Oxford City council is proposing to extend involvement with the Syrian Vulnerable Persons Relocation Scheme, Vulnerable Childrens Relocation Scheme and to approve involvement in Community Sponsorship.
The measures which will be discussed at the Council’s City Executive Board (CEB) meeting on Wednesday 20 December would see a further 10 refugee families accommodated in Oxford by the end of 2018.
All costs for the scheme have been met through Home Office funding and this will continue to be the case for the life of the scheme.
The schemes aim to help the most vulnerable refugees who have been assessed by the United Nations High Commission for Refugees (UNHCR) as suitable for resettlement against certain criteria. These include those who have urgent health needs, women and children at risk and survivors of violence and torture.
Community Sponsorship involves a new or existing community group coming together to provide all the support a refugee family needs.
The schemes aim to:
- Link refugees to local education, support, and health services through the support of our support partners.
- Fund those involved in the scheme for five years from Central Government funding with a gradual decrease year on year until they are able to achieve independence.
- House families in private rented accommodation.
- Help refugees access English language classes and employment advice so that they can build on their existing skills to fully integrate into life in the UK.
The proposals follow the agreement in December 2015 to accommodate ten families, and a decision agreed in mid-2016 to accommodate a further ten households between September 2016 and August 2017. The scheme has successfully relocated 20 vulnerable refugee families; this includes 43 adults and 45 children.
Councillor Bob Price, Leader of Oxford City Council said: “The public support for this programme has been massive and I am pleased that we have been able to meet the targets that we set for ourselves back in 2015 for helping families who have suffered badly from violence and deprivation in their home cities and were compelled to flee to the refugee camps in neighbouring countries.
“Council staff have worked throughout in close cooperation with colleagues from our local charities, Asylum Welcome and Connection Support and over two years we have assisted 20 families to relocate in Oxford and start to rebuild their lives.

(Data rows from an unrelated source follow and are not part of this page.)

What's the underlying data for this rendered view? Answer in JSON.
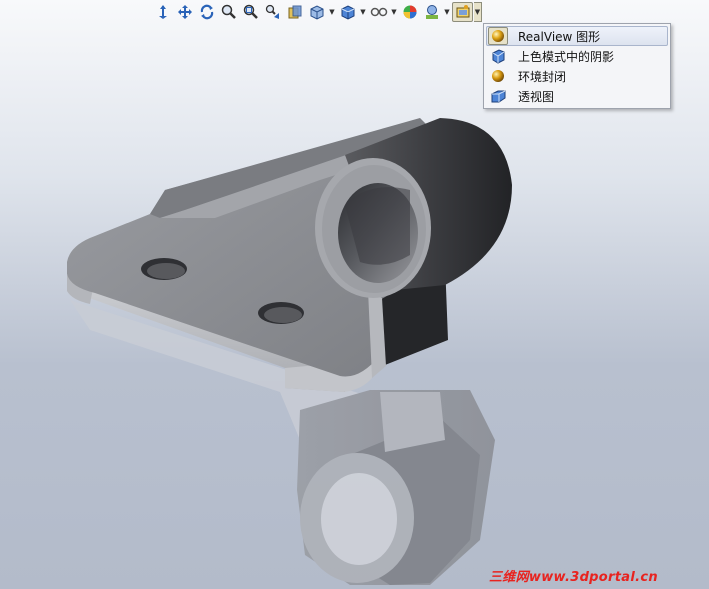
{
  "toolbar": {
    "buttons": [
      {
        "icon": "view-orientation-icon"
      },
      {
        "icon": "pan-icon"
      },
      {
        "icon": "rotate-icon"
      },
      {
        "icon": "zoom-to-fit-icon"
      },
      {
        "icon": "zoom-to-area-icon"
      },
      {
        "icon": "previous-view-icon"
      },
      {
        "icon": "section-view-icon"
      },
      {
        "icon": "view-orientation-cube-icon",
        "dropdown": true
      },
      {
        "icon": "display-style-icon",
        "dropdown": true
      },
      {
        "icon": "hide-show-items-icon",
        "dropdown": true
      },
      {
        "icon": "edit-appearance-icon"
      },
      {
        "icon": "apply-scene-icon",
        "dropdown": true
      },
      {
        "icon": "view-settings-icon",
        "dropdown": true,
        "active": true
      }
    ]
  },
  "view_settings_menu": {
    "items": [
      {
        "label": "RealView 图形",
        "icon": "realview-sphere-icon",
        "checked": true
      },
      {
        "label": "上色模式中的阴影",
        "icon": "shadows-cube-icon",
        "checked": false
      },
      {
        "label": "环境封闭",
        "icon": "ambient-occlusion-sphere-icon",
        "checked": false
      },
      {
        "label": "透视图",
        "icon": "perspective-box-icon",
        "checked": false
      }
    ]
  },
  "watermark": "三维网www.3dportal.cn",
  "colors": {
    "background_top": "#f8f9fb",
    "background_bottom": "#b3bbca",
    "menu_bg": "#f4f5f8",
    "menu_highlight": "#dde3ef",
    "watermark": "#e8231f"
  }
}
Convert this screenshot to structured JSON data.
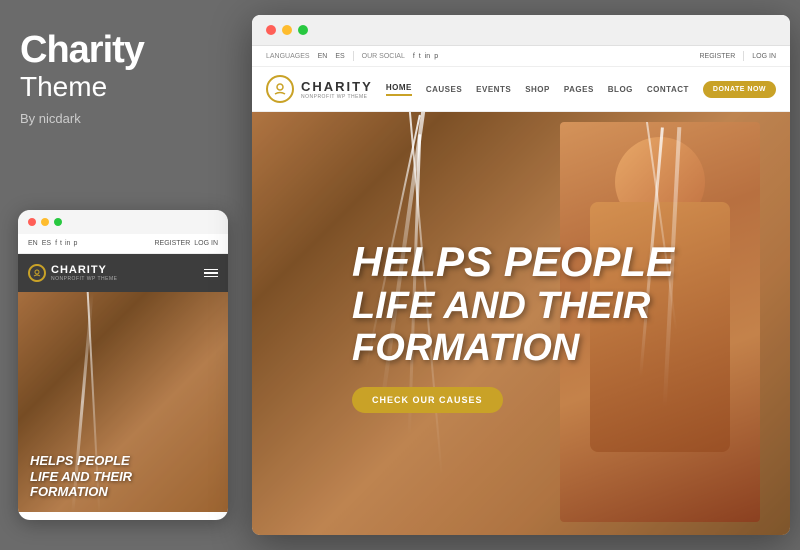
{
  "left": {
    "title_bold": "Charity",
    "title_regular": "Theme",
    "author": "By nicdark"
  },
  "mobile": {
    "traffic_lights": [
      "red",
      "yellow",
      "green"
    ],
    "topbar": {
      "lang1": "EN",
      "lang2": "ES",
      "register": "REGISTER",
      "login": "LOG IN"
    },
    "header": {
      "logo_text": "CHARITY",
      "logo_sub": "NONPROFIT WP THEME"
    },
    "hero": {
      "line1": "HELPS PEOPLE",
      "line2": "LIFE AND THEIR",
      "line3": "FORMATION"
    }
  },
  "desktop": {
    "traffic_lights": [
      "red",
      "yellow",
      "green"
    ],
    "topbar": {
      "languages": "LANGUAGES",
      "lang1": "EN",
      "lang2": "ES",
      "our_social": "OUR SOCIAL",
      "register": "REGISTER",
      "login": "LOG IN"
    },
    "nav": {
      "logo_name": "CHARITY",
      "logo_tagline": "NONPROFIT WP THEME",
      "links": [
        "HOME",
        "CAUSES",
        "EVENTS",
        "SHOP",
        "PAGES",
        "BLOG",
        "CONTACT"
      ],
      "active_link": "HOME",
      "donate_btn": "DONATE NOW"
    },
    "hero": {
      "line1": "HELPS PEOPLE",
      "line2": "LIFE AND THEIR",
      "line3": "FORMATION",
      "cta_btn": "CHECK OUR CAUSES"
    }
  }
}
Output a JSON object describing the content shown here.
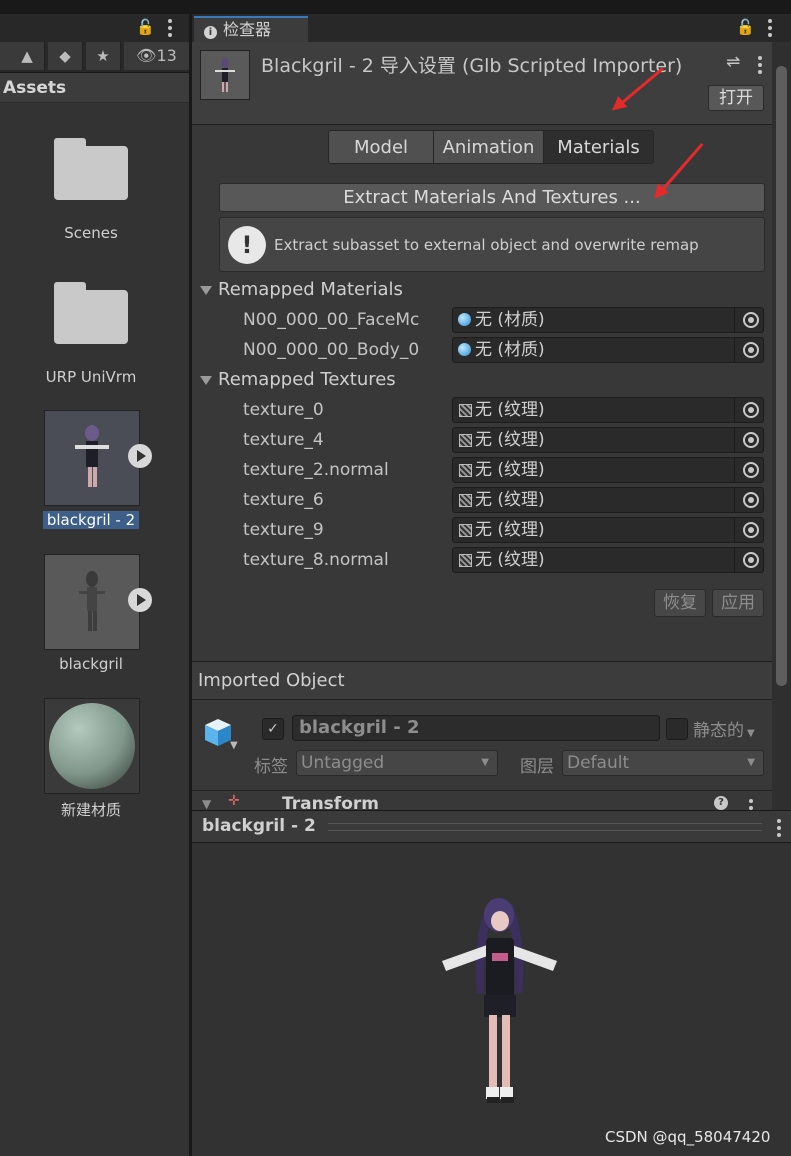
{
  "project": {
    "favorites_count": "13",
    "assets_header": "Assets",
    "items": [
      {
        "label": "Scenes",
        "type": "folder"
      },
      {
        "label": "URP UniVrm",
        "type": "folder"
      },
      {
        "label": "blackgril - 2",
        "type": "model",
        "selected": true
      },
      {
        "label": "blackgril",
        "type": "model"
      },
      {
        "label": "新建材质",
        "type": "material"
      }
    ]
  },
  "inspector": {
    "tab_label": "检查器",
    "title": "Blackgril - 2 导入设置 (Glb Scripted Importer)",
    "open_button": "打开",
    "tabs": [
      "Model",
      "Animation",
      "Materials"
    ],
    "active_tab": "Materials",
    "extract_button": "Extract Materials And Textures ...",
    "info_text": "Extract subasset to external object and overwrite remap",
    "remapped_materials_header": "Remapped Materials",
    "materials": [
      {
        "name": "N00_000_00_FaceMc",
        "value": "无 (材质)"
      },
      {
        "name": "N00_000_00_Body_0",
        "value": "无 (材质)"
      }
    ],
    "remapped_textures_header": "Remapped Textures",
    "textures": [
      {
        "name": "texture_0",
        "value": "无 (纹理)"
      },
      {
        "name": "texture_4",
        "value": "无 (纹理)"
      },
      {
        "name": "texture_2.normal",
        "value": "无 (纹理)"
      },
      {
        "name": "texture_6",
        "value": "无 (纹理)"
      },
      {
        "name": "texture_9",
        "value": "无 (纹理)"
      },
      {
        "name": "texture_8.normal",
        "value": "无 (纹理)"
      }
    ],
    "revert_button": "恢复",
    "apply_button": "应用",
    "imported_object_header": "Imported Object",
    "object_name": "blackgril - 2",
    "static_label": "静态的",
    "tag_label": "标签",
    "tag_value": "Untagged",
    "layer_label": "图层",
    "layer_value": "Default",
    "transform_label": "Transform"
  },
  "preview": {
    "title": "blackgril - 2"
  },
  "watermark": "CSDN @qq_58047420",
  "colors": {
    "annotation_arrow": "#e8292a",
    "tab_accent": "#3a79bb"
  }
}
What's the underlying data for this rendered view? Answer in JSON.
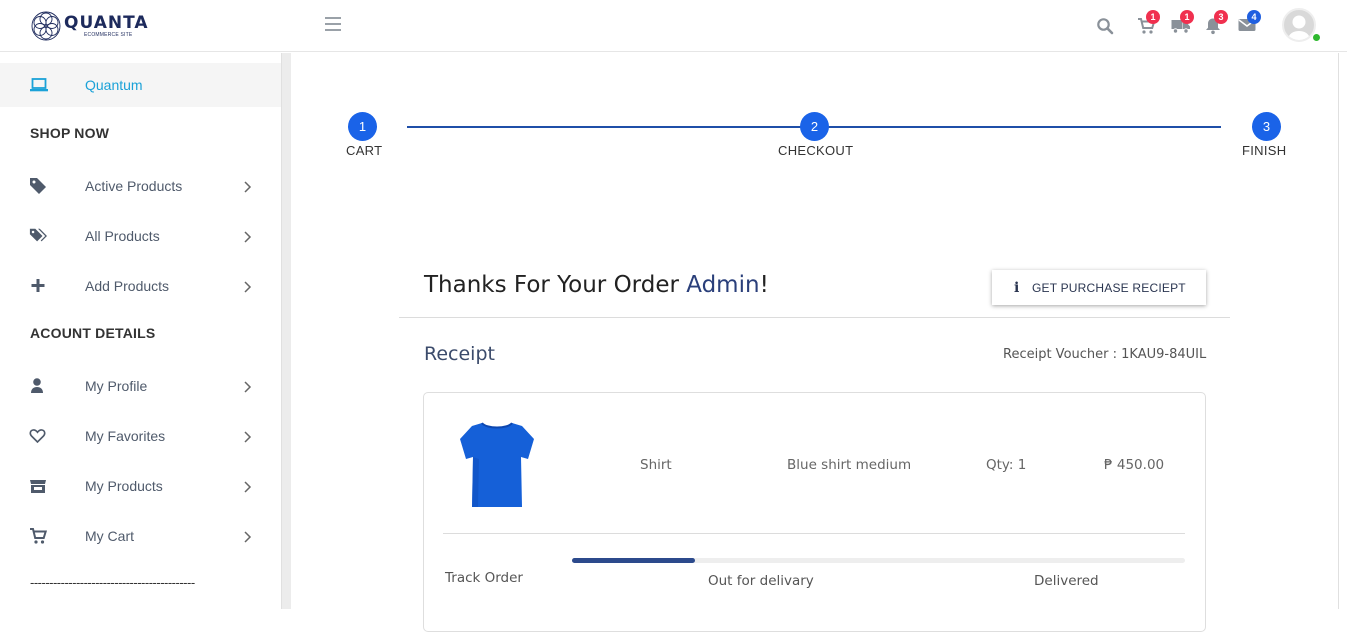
{
  "app": {
    "logo_word": "QUANTA",
    "logo_sub": "ECOMMERCE SITE"
  },
  "header": {
    "icons": [
      {
        "name": "search-icon"
      },
      {
        "name": "cart-icon",
        "badge": "1",
        "badge_color": "#f0304f"
      },
      {
        "name": "truck-icon",
        "badge": "1",
        "badge_color": "#f0304f"
      },
      {
        "name": "bell-icon",
        "badge": "3",
        "badge_color": "#f0304f"
      },
      {
        "name": "mail-icon",
        "badge": "4",
        "badge_color": "#1f5fe0"
      }
    ],
    "status_color": "#2eb82e"
  },
  "sidebar": {
    "active": {
      "label": "Quantum",
      "icon": "laptop-icon",
      "color": "#1ba2d8"
    },
    "sections": [
      {
        "title": "SHOP NOW",
        "items": [
          {
            "label": "Active Products",
            "icon": "tag-icon"
          },
          {
            "label": "All Products",
            "icon": "tags-icon"
          },
          {
            "label": "Add Products",
            "icon": "plus-icon"
          }
        ]
      },
      {
        "title": "ACOUNT DETAILS",
        "items": [
          {
            "label": "My Profile",
            "icon": "user-icon"
          },
          {
            "label": "My Favorites",
            "icon": "heart-icon"
          },
          {
            "label": "My Products",
            "icon": "store-icon"
          },
          {
            "label": "My Cart",
            "icon": "cart-icon"
          }
        ]
      }
    ],
    "separator": "-------------------------------------------"
  },
  "stepper": {
    "steps": [
      {
        "number": "1",
        "label": "CART"
      },
      {
        "number": "2",
        "label": "CHECKOUT"
      },
      {
        "number": "3",
        "label": "FINISH"
      }
    ],
    "color": "#1a63e8"
  },
  "order": {
    "thanks_prefix": "Thanks For Your Order ",
    "thanks_name": "Admin",
    "thanks_suffix": "!",
    "receipt_button": {
      "icon": "i",
      "label": "GET PURCHASE RECIEPT"
    },
    "receipt_title": "Receipt",
    "voucher": "Receipt Voucher : 1KAU9-84UIL",
    "item": {
      "name": "Shirt",
      "description": "Blue shirt medium",
      "qty": "Qty: 1",
      "price": "₱ 450.00",
      "image_icon": "blue-shirt-image",
      "color": "#1560d8"
    },
    "tracking": {
      "label": "Track Order",
      "progress_fraction": 0.2,
      "steps": [
        "Out for delivary",
        "Delivered"
      ],
      "color": "#2c4a8c"
    }
  }
}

Every one of the families who have been supported through the scheme have said that they were very satisfied’ with the programme. We are now in the fortunate position of being able to offer to assist more families who are at need and give them, and their families, a lifeline to live in safety and to receive education and re-establish themselves in jobs.”
Kate Smart, Director of Asylum Welcome said: “Oxford people from all walks of life have worked together to welcome 20 refugee families and will do a good job of welcoming 10 more in 2018. Grateful to return this kindness, the refugees are working hard to learn English, find jobs and become good neighbours.”
The proposals will be discussed at City Executive Board meeting on Wednesday 20 December.